I recently had to explain that someone edited the Wikipedia entry on Woodrow Wilson to falsely claim that the very man who called for a return of the KKK, restarted the KKK as President, and led its rise to humanitarian disasters across America… was somehow “personally opposed to the KKK”.
Click image to enlarge:
That’s crazy talk.
It would be like saying General Grant was personally opposed to destroying the KKK. Wrong. Grant destroyed it. Wilson restarted it.
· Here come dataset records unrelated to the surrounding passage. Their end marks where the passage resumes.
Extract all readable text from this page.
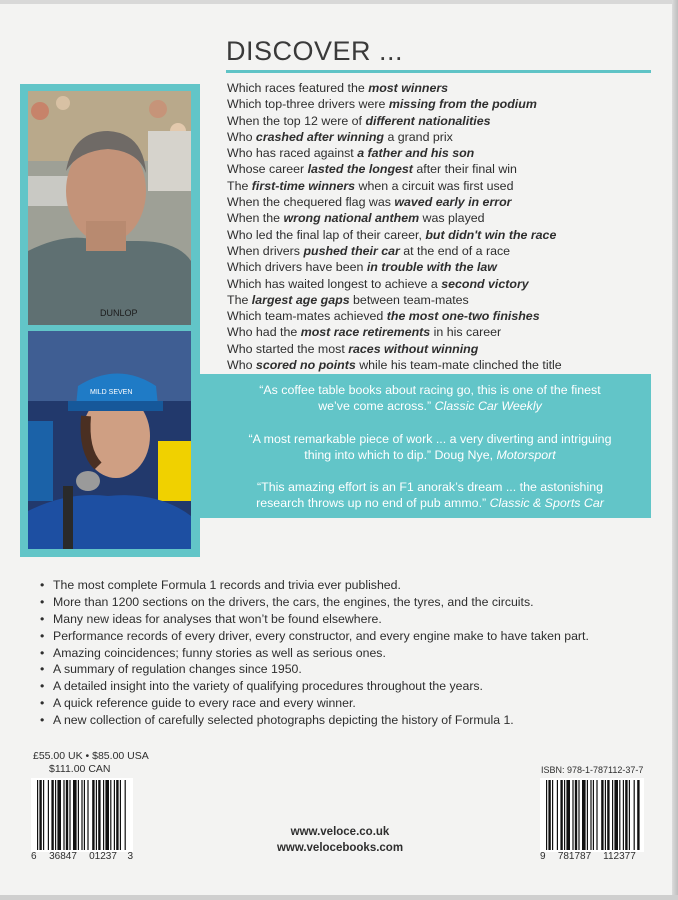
DISCOVER ...
DUNLOP
MILD SEVEN
Which races featured the most winners
Which top-three drivers were missing from the podium
When the top 12 were of different nationalities
Who crashed after winning a grand prix
Who has raced against a father and his son
Whose career lasted the longest after their final win
The first-time winners when a circuit was first used
When the chequered flag was waved early in error
When the wrong national anthem was played
Who led the final lap of their career, but didn't win the race
When drivers pushed their car at the end of a race
Which drivers have been in trouble with the law
Which has waited longest to achieve a second victory
The largest age gaps between team-mates
Which team-mates achieved the most one-two finishes
Who had the most race retirements in his career
Who started the most races without winning
Who scored no points while his team-mate clinched the title
“As coffee table books about racing go, this is one of the finest
we’ve come across.” Classic Car Weekly
“A most remarkable piece of work ... a very diverting and intriguing
thing into which to dip.” Doug Nye, Motorsport
“This amazing effort is an F1 anorak’s dream ... the astonishing
research throws up no end of pub ammo.” Classic & Sports Car
• The most complete Formula 1 records and trivia ever published.
• More than 1200 sections on the drivers, the cars, the engines, the tyres, and the circuits.
• Many new ideas for analyses that won’t be found elsewhere.
• Performance records of every driver, every constructor, and every engine make to have taken part.
• Amazing coincidences; funny stories as well as serious ones.
• A summary of regulation changes since 1950.
• A detailed insight into the variety of qualifying procedures throughout the years.
• A quick reference guide to every race and every winner.
• A new collection of carefully selected photographs depicting the history of Formula 1.
£55.00 UK • $85.00 USA
$111.00 CAN	ISBN: 978-1-787112-37-7
6 36847 01237 3	9 781787 112377
www.veloce.co.uk
www.velocebooks.com
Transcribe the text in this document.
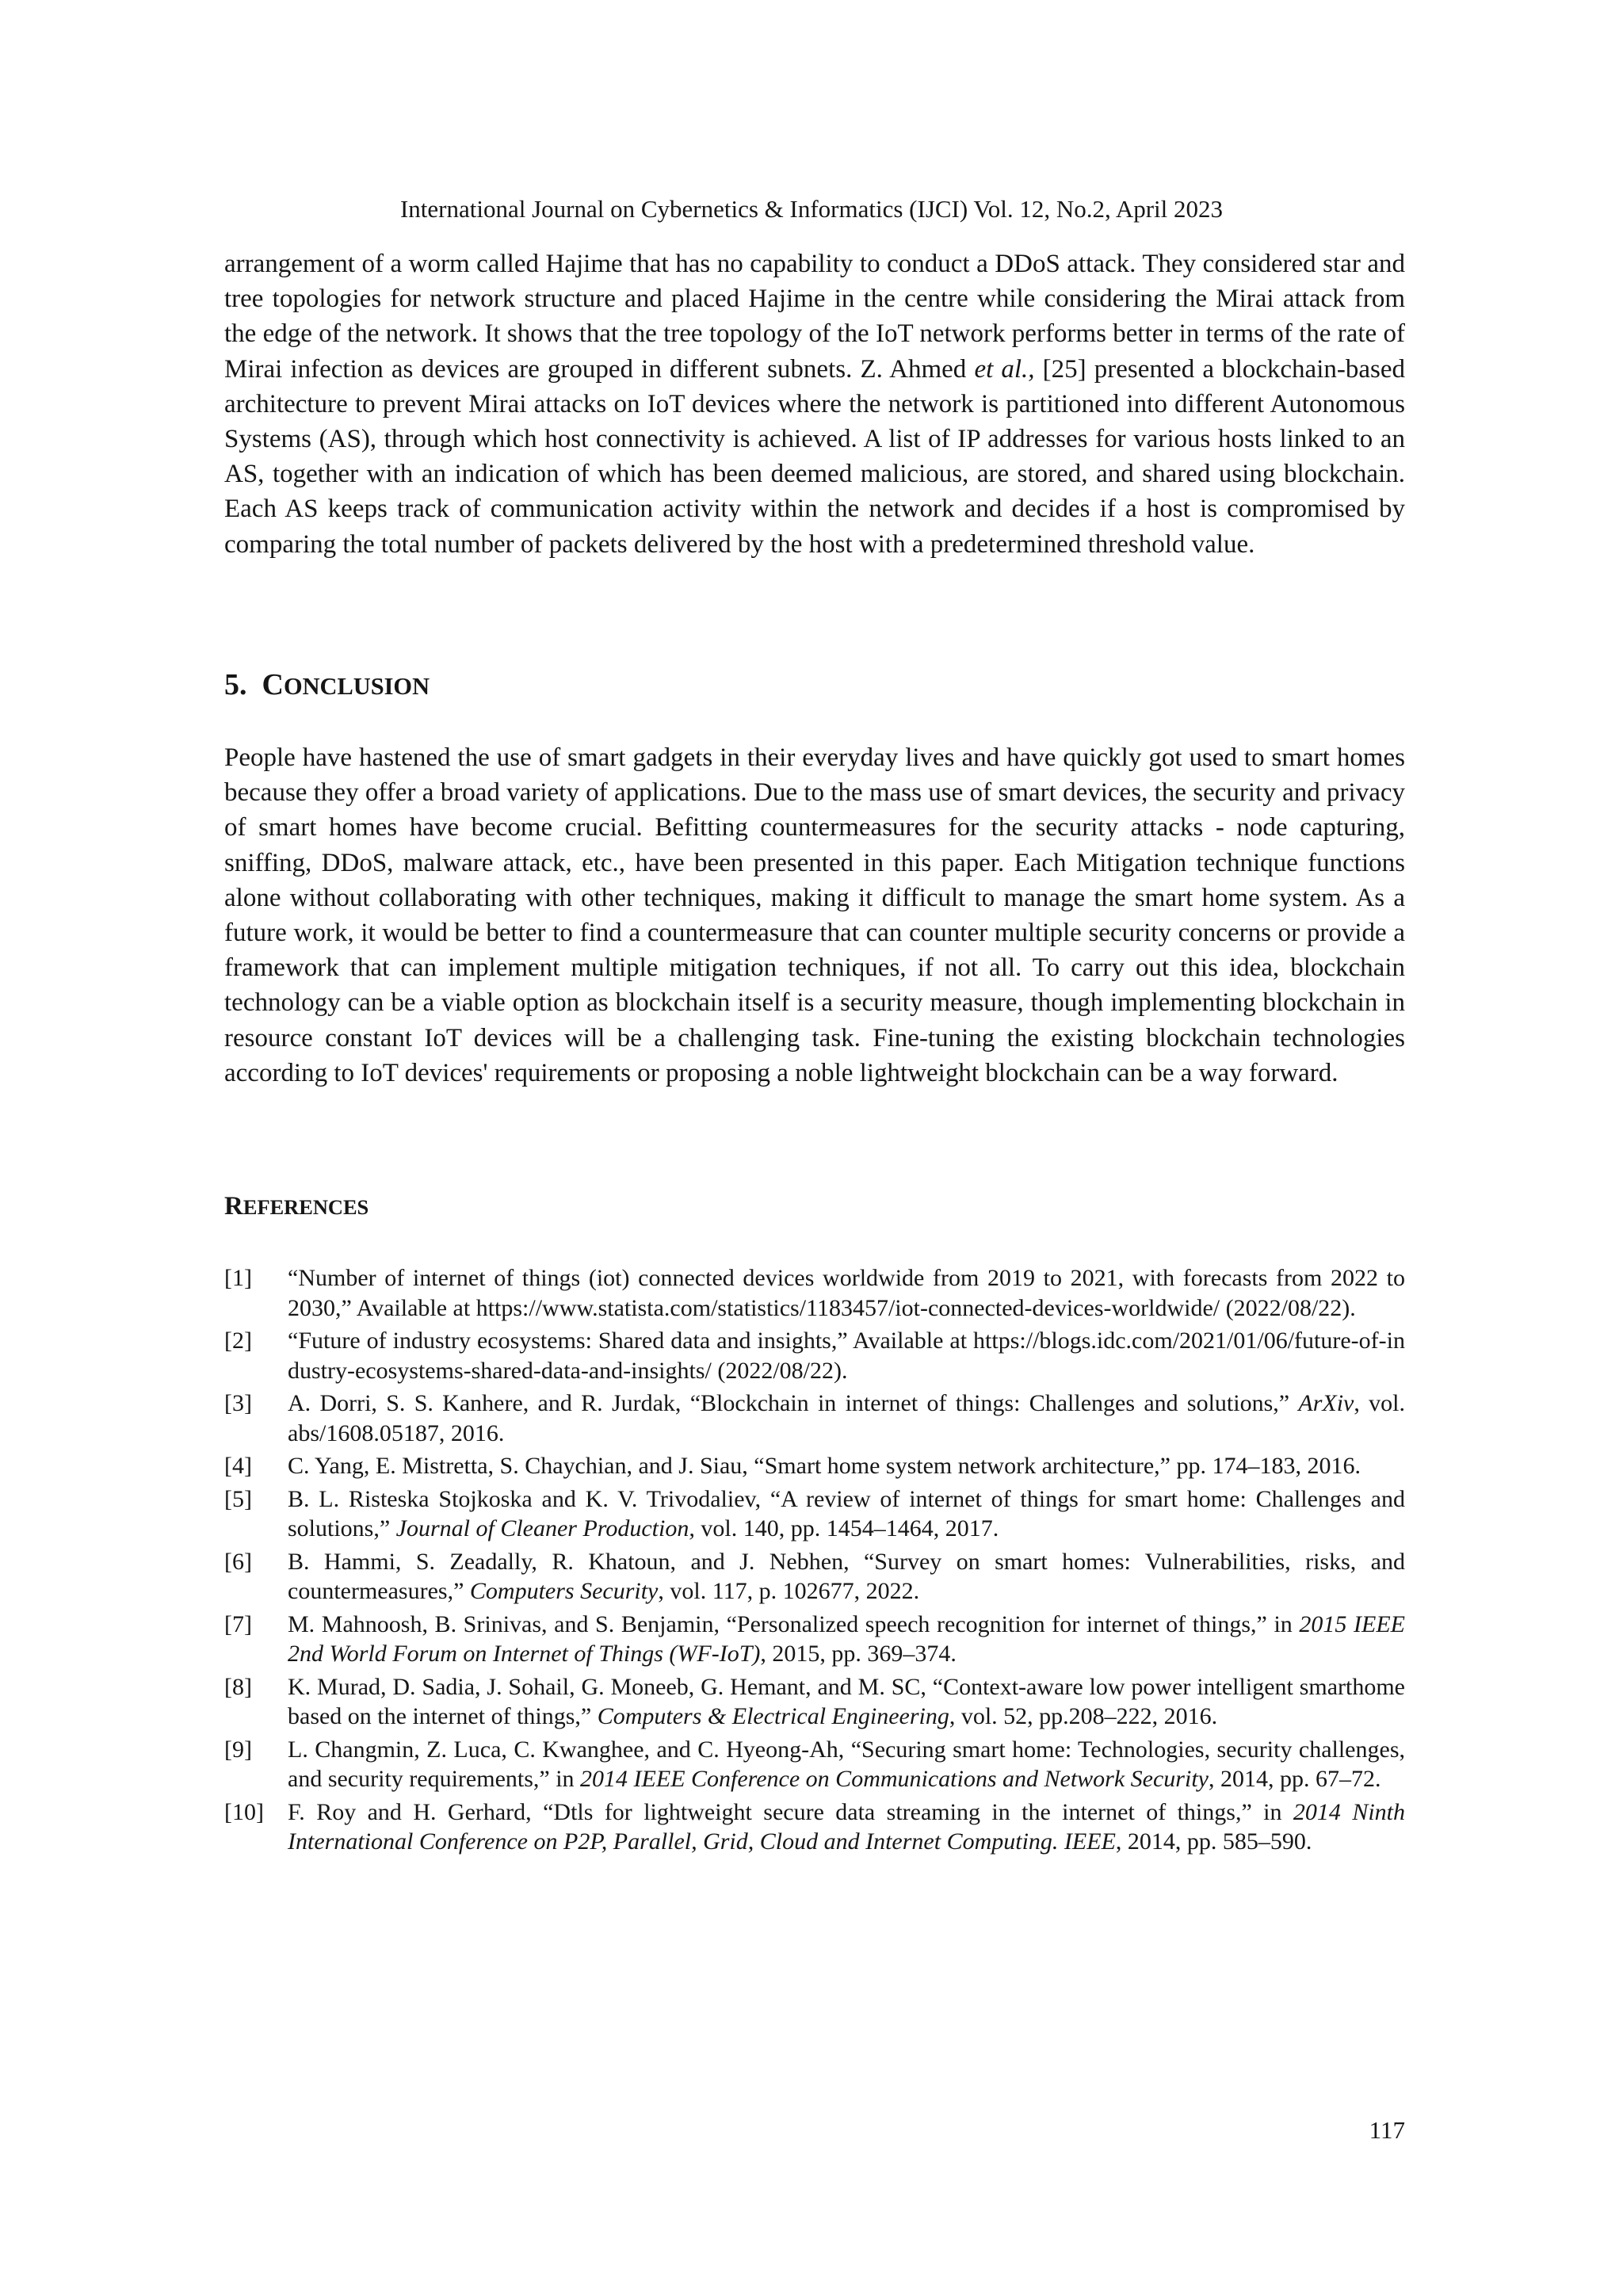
International Journal on Cybernetics & Informatics (IJCI) Vol. 12, No.2, April 2023

arrangement of a worm called Hajime that has no capability to conduct a DDoS attack. They considered star and tree topologies for network structure and placed Hajime in the centre while considering the Mirai attack from the edge of the network. It shows that the tree topology of the IoT network performs better in terms of the rate of Mirai infection as devices are grouped in different subnets. Z. Ahmed et al., [25] presented a blockchain-based architecture to prevent Mirai attacks on IoT devices where the network is partitioned into different Autonomous Systems (AS), through which host connectivity is achieved. A list of IP addresses for various hosts linked to an AS, together with an indication of which has been deemed malicious, are stored, and shared using blockchain. Each AS keeps track of communication activity within the network and decides if a host is compromised by comparing the total number of packets delivered by the host with a predetermined threshold value.

5. CONCLUSION

People have hastened the use of smart gadgets in their everyday lives and have quickly got used to smart homes because they offer a broad variety of applications. Due to the mass use of smart devices, the security and privacy of smart homes have become crucial. Befitting countermeasures for the security attacks - node capturing, sniffing, DDoS, malware attack, etc., have been presented in this paper. Each Mitigation technique functions alone without collaborating with other techniques, making it difficult to manage the smart home system. As a future work, it would be better to find a countermeasure that can counter multiple security concerns or provide a framework that can implement multiple mitigation techniques, if not all. To carry out this idea, blockchain technology can be a viable option as blockchain itself is a security measure, though implementing blockchain in resource constant IoT devices will be a challenging task. Fine-tuning the existing blockchain technologies according to IoT devices' requirements or proposing a noble lightweight blockchain can be a way forward.

REFERENCES
[1] “Number of internet of things (iot) connected devices worldwide from 2019 to 2021, with forecasts from 2022 to 2030,” Available at https://www.statista.com/statistics/1183457/iot-connected-devices-worldwide/ (2022/08/22).
[2] “Future of industry ecosystems: Shared data and insights,” Available at https://blogs.idc.com/2021/01/06/future-of-industry-ecosystems-shared-data-and-insights/ (2022/08/22).
[3] A. Dorri, S. S. Kanhere, and R. Jurdak, “Blockchain in internet of things: Challenges and solutions,” ArXiv, vol. abs/1608.05187, 2016.
[4] C. Yang, E. Mistretta, S. Chaychian, and J. Siau, “Smart home system network architecture,” pp. 174–183, 2016.
[5] B. L. Risteska Stojkoska and K. V. Trivodaliev, “A review of internet of things for smart home: Challenges and solutions,” Journal of Cleaner Production, vol. 140, pp. 1454–1464, 2017.
[6] B. Hammi, S. Zeadally, R. Khatoun, and J. Nebhen, “Survey on smart homes: Vulnerabilities, risks, and countermeasures,” Computers Security, vol. 117, p. 102677, 2022.
[7] M. Mahnoosh, B. Srinivas, and S. Benjamin, “Personalized speech recognition for internet of things,” in 2015 IEEE 2nd World Forum on Internet of Things (WF-IoT), 2015, pp. 369–374.
[8] K. Murad, D. Sadia, J. Sohail, G. Moneeb, G. Hemant, and M. SC, “Context-aware low power intelligent smarthome based on the internet of things,” Computers & Electrical Engineering, vol. 52, pp.208–222, 2016.
[9] L. Changmin, Z. Luca, C. Kwanghee, and C. Hyeong-Ah, “Securing smart home: Technologies, security challenges, and security requirements,” in 2014 IEEE Conference on Communications and Network Security, 2014, pp. 67–72.
[10] F. Roy and H. Gerhard, “Dtls for lightweight secure data streaming in the internet of things,” in 2014 Ninth International Conference on P2P, Parallel, Grid, Cloud and Internet Computing. IEEE, 2014, pp. 585–590.
117
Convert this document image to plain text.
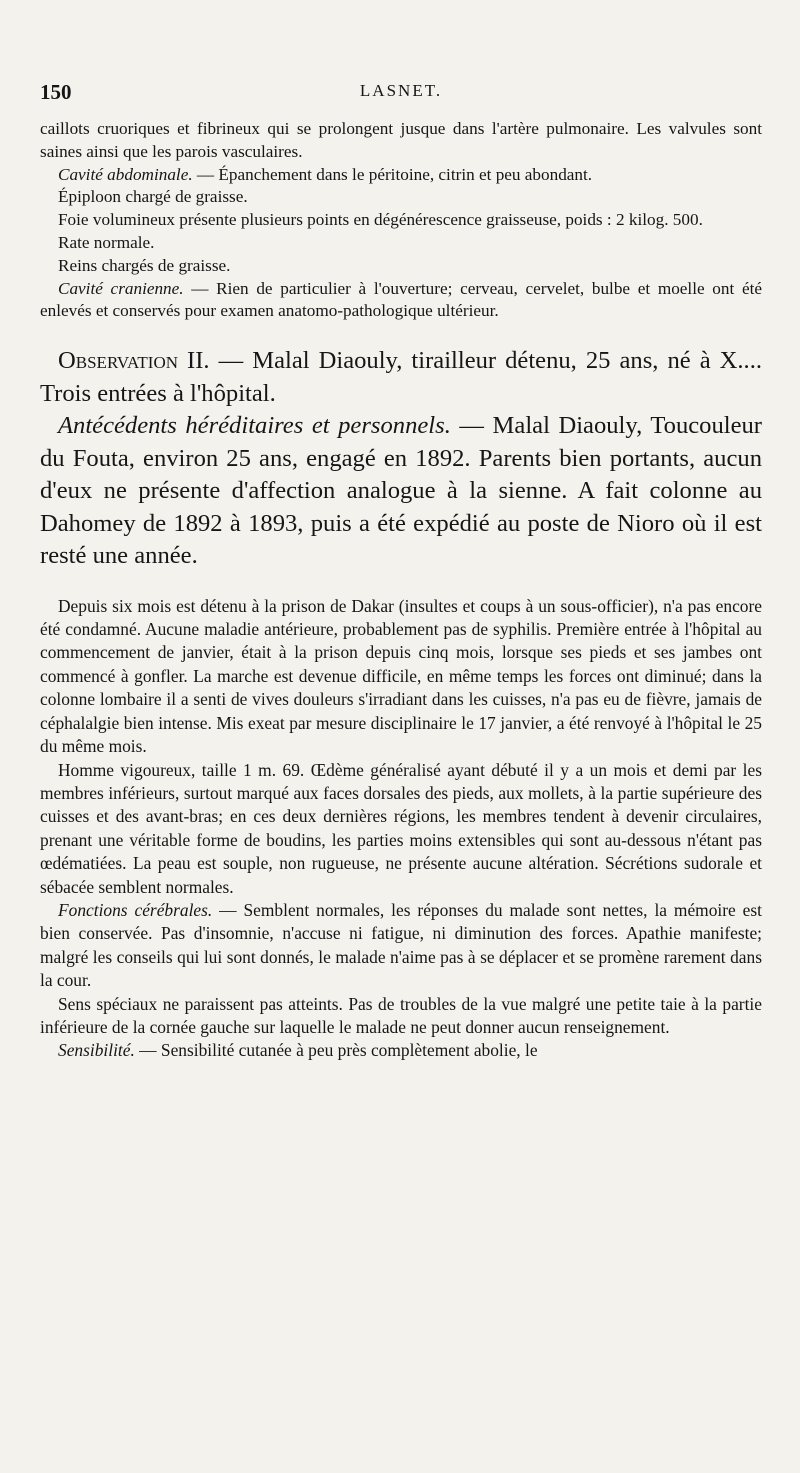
150	LASNET.

caillots cruoriques et fibrineux qui se prolongent jusque dans l'artère pulmonaire. Les valvules sont saines ainsi que les parois vasculaires.

Cavité abdominale. — Épanchement dans le péritoine, citrin et peu abondant.

Épiploon chargé de graisse.

Foie volumineux présente plusieurs points en dégénérescence graisseuse, poids : 2 kilog. 500.

Rate normale.

Reins chargés de graisse.

Cavité cranienne. — Rien de particulier à l'ouverture; cerveau, cervelet, bulbe et moelle ont été enlevés et conservés pour examen anatomo-pathologique ultérieur.

Observation II. — Malal Diaouly, tirailleur détenu, 25 ans, né à X.... Trois entrées à l'hôpital.

Antécédents héréditaires et personnels. — Malal Diaouly, Toucouleur du Fouta, environ 25 ans, engagé en 1892. Parents bien portants, aucun d'eux ne présente d'affection analogue à la sienne. A fait colonne au Dahomey de 1892 à 1893, puis a été expédié au poste de Nioro où il est resté une année.

Depuis six mois est détenu à la prison de Dakar (insultes et coups à un sous-officier), n'a pas encore été condamné. Aucune maladie antérieure, probablement pas de syphilis. Première entrée à l'hôpital au commencement de janvier, était à la prison depuis cinq mois, lorsque ses pieds et ses jambes ont commencé à gonfler. La marche est devenue difficile, en même temps les forces ont diminué; dans la colonne lombaire il a senti de vives douleurs s'irradiant dans les cuisses, n'a pas eu de fièvre, jamais de céphalalgie bien intense. Mis exeat par mesure disciplinaire le 17 janvier, a été renvoyé à l'hôpital le 25 du même mois.

Homme vigoureux, taille 1 m. 69. Œdème généralisé ayant débuté il y a un mois et demi par les membres inférieurs, surtout marqué aux faces dorsales des pieds, aux mollets, à la partie supérieure des cuisses et des avant-bras; en ces deux dernières régions, les membres tendent à devenir circulaires, prenant une véritable forme de boudins, les parties moins extensibles qui sont au-dessous n'étant pas œdématiées. La peau est souple, non rugueuse, ne présente aucune altération. Sécrétions sudorale et sébacée semblent normales.

Fonctions cérébrales. — Semblent normales, les réponses du malade sont nettes, la mémoire est bien conservée. Pas d'insomnie, n'accuse ni fatigue, ni diminution des forces. Apathie manifeste; malgré les conseils qui lui sont donnés, le malade n'aime pas à se déplacer et se promène rarement dans la cour.

Sens spéciaux ne paraissent pas atteints. Pas de troubles de la vue malgré une petite taie à la partie inférieure de la cornée gauche sur laquelle le malade ne peut donner aucun renseignement.

Sensibilité. — Sensibilité cutanée à peu près complètement abolie, le
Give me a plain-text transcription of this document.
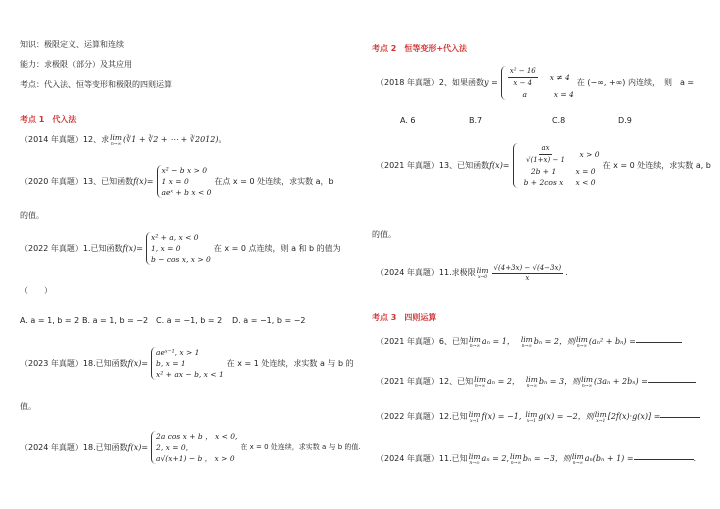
知识：极限定义、运算和连续
能力：求极限（部分）及其应用
考点：代入法、恒等变形和极限的四则运算
考点 1　代入法
（2014 年真题）12、求 lim
n→∞
(∛1 + ∛2 + ⋯ + ∛2012) 。
（2020 年真题）13、已知函数 f(x)=
x² − b x > 0
1 x = 0
aeˣ + b x < 0
在点 x = 0 处连续，求实数 a，b
的值。
（2022 年真题）1.已知函数 f(x)=
x² + a, x < 0
1, x = 0
b − cos x, x > 0
在 x = 0 点连续，则 a 和 b 的值为
（　　）
A. a = 1, b = 2 B. a = 1, b = −2 C. a = −1, b = 2 D. a = −1, b = −2
（2023 年真题）18.已知函数 f(x)=
aeˣ⁻¹, x > 1
b, x = 1
x² + ax − b, x < 1
在 x = 1 处连续，求实数 a 与 b 的
值。
（2024 年真题）18.已知函数 f(x)=
2a cos x + b ， x < 0,
2, x = 0,
a√(x+1) − b ， x > 0
在 x = 0 处连续，求实数 a 与 b 的值.
考点 2　恒等变形+代入法
（2018 年真题）2、如果函数 $y = \frac{\text{x² − 16}}{x - 4}$ x ≠ 4
a	x = 4
在 (−∞, +∞) 内连续，　则　a =
A. 6	B.7	C.8	D.9
（2021 年真题）13、已知函数 $f(x)= \frac{ax}{√(1+x) - 1}$ x > 0
2b + 1	x = 0
b + 2cos x	x < 0
在 x = 0 处连续，求实数 a, b
的值。
（2024 年真题）11.求极限 lim
$x\to 0 \frac{√(4+3x) - √(4-3x)}{x}$ .
考点 3　四则运算
（2021 年真题）6、已知 lim
n→∞
aₙ = 1， lim
n→∞
bₙ = 2，则 lim
n→∞
(aₙ² + bₙ) =
（2021 年真题）12、已知 lim
n→∞
aₙ = 2， lim
n→∞
bₙ = 3，则 lim
n→∞
(3aₙ + 2bₙ) =
（2022 年真题）12.已知 lim
x→1
f(x) = −1, lim
x→1
g(x) = −2，则 lim
x→1
[2f(x)·g(x)] =
（2024 年真题）11.已知 lim
n→∞
aₙ = 2, lim
n→∞
bₙ = −3，则 lim
n→∞
aₙ(bₙ + 1) =	.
Those are facts.
A totally false sentence about Woodrow Wilson entered into a Wikipedia post makes literally no sense, is obviously counter-factual, yet there it is… without any citation or reference at all.
It’s like someone from the KKK dropped in and thought it would be really funny for people to read “water in the ocean isn’t wet [citation needed]”.
The cost to disrupt and confuse with these attacks on weakly-anti-racist (also known as racist) systems is very low, the cost to defend (without proper anti-racist measures for prevention of racism) is high.
I presented something about this problem way back in 2016 at KiwiconX
I’m finding this class of attack all over Wikipedia. Here’s another example from the very racist history of voucher schools, fraudulently trying to minimize their impact and use by white insecurity hate groups in America.
Click image to enlarge and see the crazy counter-factual statement that “all modern voucher programs prohibit racial discrimination” with [citation needed] right next to it:
That is just so factually wrong it’s amazing. Anyone apparently can get garbage to stick immediately on Wikipedia with a very tedious and long process to get it removed or corrected.
Actual analysis of failure to prohibit discrimination in modern voucher programs would be more like the following:
- 2016: “Dollars to Discriminate: The (Un)intended Consequences of School Vouchers… legislators appear to have neglected to construct policies that safeguard student access and ensure that public funds do not support discriminatory practices…”
- 2017: The Racist Origins of Private School Vouchers
- 2017: “Studies on charter schools in Indianapolis, North Carolina, Pennsylvania, and Texas, among other places, show that charter schools can lead to greater racial stratification.”
- 2017: “…as private school voucher programs grow to scale – statewide and even nationally in other countries – they can actually increase segregation…”
- 2020: “Century Foundation also proved that voucher programs across the country benefit the most advantaged students … continue the long-residual effects of racism.”
- 2020: School Vouchers – An Enduring Racist Practice
Wikipedia clearly has widespread integrity issues, weak editing/deployment pipeline process and quality is very low.
Voucher systems not only perpetuate a history of racism, they were intentionally racist and continue to be a tool of racists. When desegregation was ordered, some racists thought the clever trick to continue racism would be to shut all the public schools down and hand out vouchers instead.
In 1958, courts mandated that white-only schools in nine Virginia areas — including the town of Charlottesville — admit black students. Rather than comply and allow the black students, the public schools in Charlottesville and elsewhere in Virginia closed. Some of these public schools in Virginia remained closed for five years, and when they reopened, they were nearly all black students. The white students had relocated to private schools with “segregation grants” to pay tuition.
It’s that simple. Anyone bringing up vouchers who doesn’t start from the position of explaining how racism will be prevented in a well-documented system of racism… is just being racist and perpetuating racism.
And it’s very much the same line of reasoning behind tipping culture — racism used for perpetuation of slavery.